First Year of Planting
In the first year of planting it is best to just let the crop go to fern. If you do this, you will have larger asparagus to eat the next year. If you can’t wait, try not to pick more the 50% of the crop, letting the rest go to fern. Pick your crop in the cool early morning is best. I store them in a cup of water in the refrigerator until ready to eat. This keeps them crisp until eaten. Or eat them raw; the sweet taste and crisp crunch of fresh asparagus straight out of the garden is sure to please. Go ahead and try it!
Water, Light, and Dirt….
Regular water- keep soil evenly moist, but not wet. I use a drip system in my garden. I water early in the morning giving the soil time to dry out before night. That is important with asparagus not to leave it wet, so rust does not set into the garden patch. Asparagus prefers full sun but will tolerate some shade. I have mine in full sun and it loves it.
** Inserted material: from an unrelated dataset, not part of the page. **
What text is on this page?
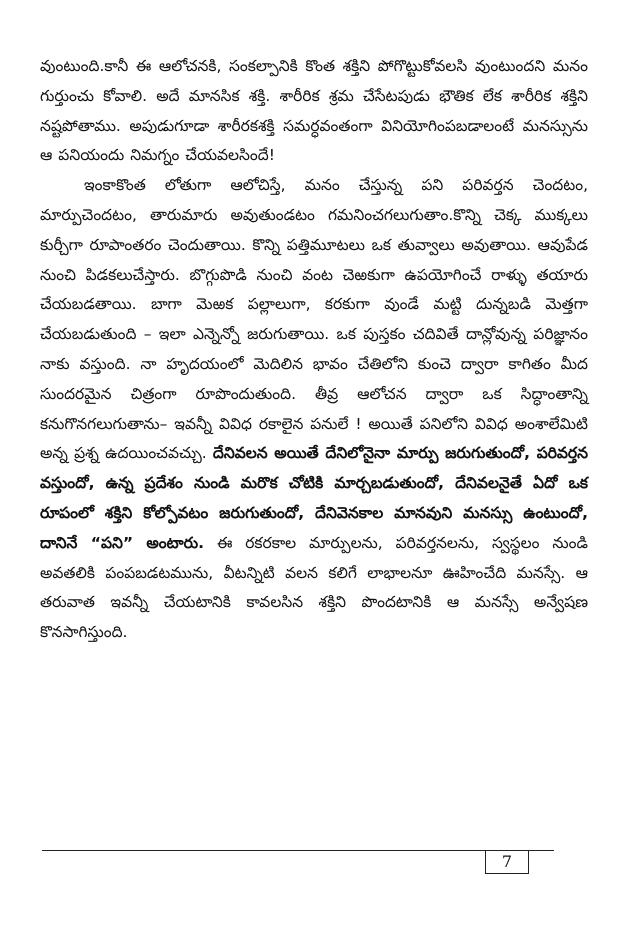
వుంటుంది.కానీ ఈ ఆలోచనకి, సంకల్పానికి కొంత శక్తిని పోగొట్టుకోవలసి వుంటుందని మనం గుర్తుంచు కోవాలి. అదే మానసిక శక్తి. శారీరిక శ్రమ చేసేటపుడు భౌతిక లేక శారీరిక శక్తిని నష్టపోతాము. అపుడుగూడా శారీరకశక్తి సమర్ధవంతంగా వినియోగింపబడాలంటే మనస్సును ఆ పనియందు నిమగ్నం చేయవలసిందే!

ఇంకాకొంత లోతుగా ఆలోచిస్తే, మనం చేస్తున్న పని పరివర్తన చెందటం, మార్పుచెందటం, తారుమారు అవుతుండటం గమనించగలుగుతాం.కొన్ని చెక్క ముక్కలు కుర్చీగా రూపాంతరం చెందుతాయి. కొన్ని పత్తిమూటలు ఒక తువ్వాలు అవుతాయి. ఆవుపేడ నుంచి పిడకలుచేస్తారు. బొగ్గుపొడి నుంచి వంట చెఱకుగా ఉపయోగించే రాళ్ళు తయారు చేయబడతాయి. బాగా మెఱక పల్లాలుగా, కరకుగా వుండే మట్టి దున్నబడి మెత్తగా చేయబడుతుంది – ఇలా ఎన్నెన్నో జరుగుతాయి. ఒక పుస్తకం చదివితే దాన్లోవున్న పరిజ్ఞానం నాకు వస్తుంది. నా హృదయంలో మెదిలిన భావం చేతిలోని కుంచె ద్వారా కాగితం మీద సుందరమైన చిత్రంగా రూపొందుతుంది. తీవ్ర ఆలోచన ద్వారా ఒక సిద్ధాంతాన్ని కనుగొనగలుగుతాను– ఇవన్నీ వివిధ రకాలైన పనులే ! అయితే పనిలోని వివిధ అంశాలేమిటి అన్న ప్రశ్న ఉదయించవచ్చు. దేనివలన అయితే దేనిలోనైనా మార్పు జరుగుతుందో, పరివర్తన వస్తుందో, ఉన్న ప్రదేశం నుండి మరొక చోటికి మార్చబడుతుందో, దేనివలనైతే ఏదో ఒక రూపంలో శక్తిని కోల్పోవటం జరుగుతుందో, దేనివెనకాల మానవుని మనస్సు ఉంటుందో, దానినే “పని” అంటారు. ఈ రకరకాల మార్పులను, పరివర్తనలను, స్వస్థలం నుండి అవతలికి పంపబడటమును, వీటన్నిటి వలన కలిగే లాభాలనూ ఊహించేది మనస్సే. ఆ తరువాత ఇవన్నీ చేయటానికి కావలసిన శక్తిని పొందటానికి ఆ మనస్సే అన్వేషణ కొనసాగిస్తుంది.

7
It’s time to get your asparagus ready for Spring crop. Cut down winter ferns. I use a tree trimmer and cut at the base of the asparagus meets the dirt. Some like to twist the fern off. If using this method make sure not to harm the crown of the asparagus. Asparagus loves phosphorus. I use composted chicken manure, bone meal and rock phosphorus to amend the soil and keep the levels high in these nutrients. I do this once in the early spring and again in mid-summer on a cool early morning day and water heavy. It is important to water heavy so that the fertilizer goes down deep to the roots of the Asparagus plant.
The Winter's End
At the end of summer let the asparagus go to fern. This is a good thing because it indicates that photosynthesis is being promoted therefore nutrition production and absorption increases. During the ferning process most of the energy produced is stored in the roots to give new growth the next year. Female spears produce green berries that eventually turn red. These berries are seeds. I have had them produce new plants. Most don’t have this happen, but it can happen like it has in my garden. Of course, these baby plants will not be ready to eat for a couple of years. But it has been a joy to watch them grow.
Preparing for Asparagus Cooking
The end of the spear can be woody. To avoid eating it I hold my asparagus in the middle of the spear and at the end and snap the end of the spear off. It will snap off where the woody part meets the tender area of the spear, leaving you with the tender part to enjoy.
If you have questions regarding growing asparagus leave me a comment and I will answer it as soon as I can. If room allows for you to grow this crop give it a try, you are sure to enjoy it year after year like my family and I do. Good luck and happy gardening!!